Il y a des affectations afin que les personnes puissent se déplacer dans l’entreprise pour découvrir de nouveaux défis et acquérir de nouvelles compétences. Il ne faut jamais que s’installe la routine : aujourd’hui, les travailleurs sont toujours à la recherche de nouvelles opportunités. Si vous ne les offrez pas chez vous, ils chercheront ailleurs.

Un moteur du recrutement est en effet le départ prévu de nombreux travailleurs dans les prochaines années. Avec le phénomène du ­baby-boom, cela touche la vaste majorité des entreprises. ­

Avez-vous des stratégies pour y faire face ?

Il est important pour les employés de savoir apprivoiser la retraite. Pour quelqu’un qui travaille pendant 30 ans, il n’est pas naturel de quitter son emploi du jour au lendemain. Il y a toutes sortes de dépendances sociales autour du milieu de travail.

C’est pour cette raison que nous avons mis en place un programme de transition pour permettre aux travailleurs de « prendre leur retraite » et revenir travailler à temps partiel – trois jours par semaine la première année et deux l’année suivante. Ainsi, l’employé est en mesure de mieux savoir comment il va remplir son horaire à la retraite. Pour nous, c’est doublement gagnant : nos employés ne partent pas sans plan d’avenir et on ne perd pas leur expertise du jour au lendemain. Cela nous coûte moins cher pour garder l’expertise historique.

Quelles sont les prochaines étapes ?

Nous continuerons nos efforts et les mesurerons pour nous assurer d’atteindre nos objectifs. Comme entreprise, nous sommes conscients que la croissance de notre achalandage, de la satisfaction des clients et ultimement de nos revenus est strictement liée à une chose : la mobilisation de nos employés. On nous choisit pour la relation avec notre personnel. Quand je regarde les sondages sur la mobilisation, je suis confiant, car nous nous retrouvons parmi les meilleures organisations gouvernementales.

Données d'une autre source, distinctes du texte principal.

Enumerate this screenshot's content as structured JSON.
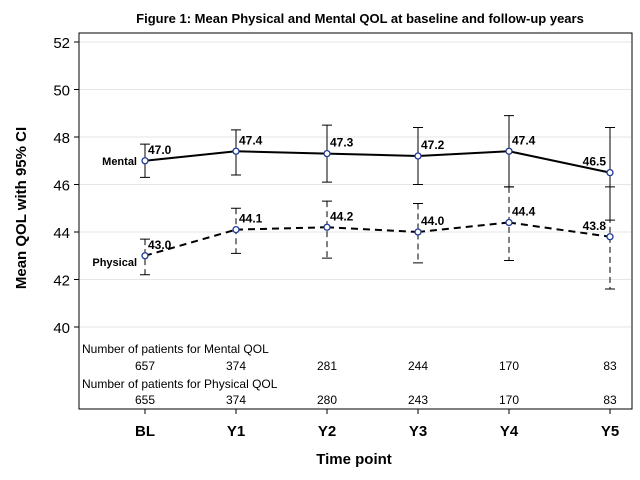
{
  "title": "Figure 1: Mean Physical and Mental QOL at baseline and follow-up years",
  "chart_data": {
    "type": "line",
    "title": "Figure 1: Mean Physical and Mental QOL at baseline and follow-up years",
    "xlabel": "Time point",
    "ylabel": "Mean QOL with 95% CI",
    "categories": [
      "BL",
      "Y1",
      "Y2",
      "Y3",
      "Y4",
      "Y5"
    ],
    "ylim": [
      40,
      52
    ],
    "yticks": [
      40,
      42,
      44,
      46,
      48,
      50,
      52
    ],
    "grid": true,
    "series": [
      {
        "name": "Mental",
        "values": [
          47.0,
          47.4,
          47.3,
          47.2,
          47.4,
          46.5
        ],
        "ci_lower": [
          46.3,
          46.4,
          46.1,
          46.0,
          45.9,
          44.5
        ],
        "ci_upper": [
          47.7,
          48.3,
          48.5,
          48.4,
          48.9,
          48.4
        ],
        "labels": [
          "47.0",
          "47.4",
          "47.3",
          "47.2",
          "47.4",
          "46.5"
        ],
        "line_style": "solid",
        "color": "#000000"
      },
      {
        "name": "Physical",
        "values": [
          43.0,
          44.1,
          44.2,
          44.0,
          44.4,
          43.8
        ],
        "ci_lower": [
          42.2,
          43.1,
          42.9,
          42.7,
          42.8,
          41.6
        ],
        "ci_upper": [
          43.7,
          45.0,
          45.3,
          45.2,
          45.9,
          45.9
        ],
        "labels": [
          "43.0",
          "44.1",
          "44.2",
          "44.0",
          "44.4",
          "43.8"
        ],
        "line_style": "dashed",
        "color": "#000000"
      }
    ],
    "marker_color": "#1f3a93",
    "patient_counts": [
      {
        "label": "Number of patients for Mental QOL",
        "values": [
          "657",
          "374",
          "281",
          "244",
          "170",
          "83"
        ]
      },
      {
        "label": "Number of patients for Physical QOL",
        "values": [
          "655",
          "374",
          "280",
          "243",
          "170",
          "83"
        ]
      }
    ]
  }
}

La mobilisation s’est améliorée dans les dernières années pour s’établir à 71 % en 2016 : j’aimerais faire passer le pourcentage de personnes démobilisées sous la barre du 10 % tout en mobilisant l’autre 90 %. Il faut avoir une stratégie de ressources humaines – recrutement, formation et gestion d’équipe – qui s’inscrit dans une stratégie commerciale pour faire réussir l’organisation.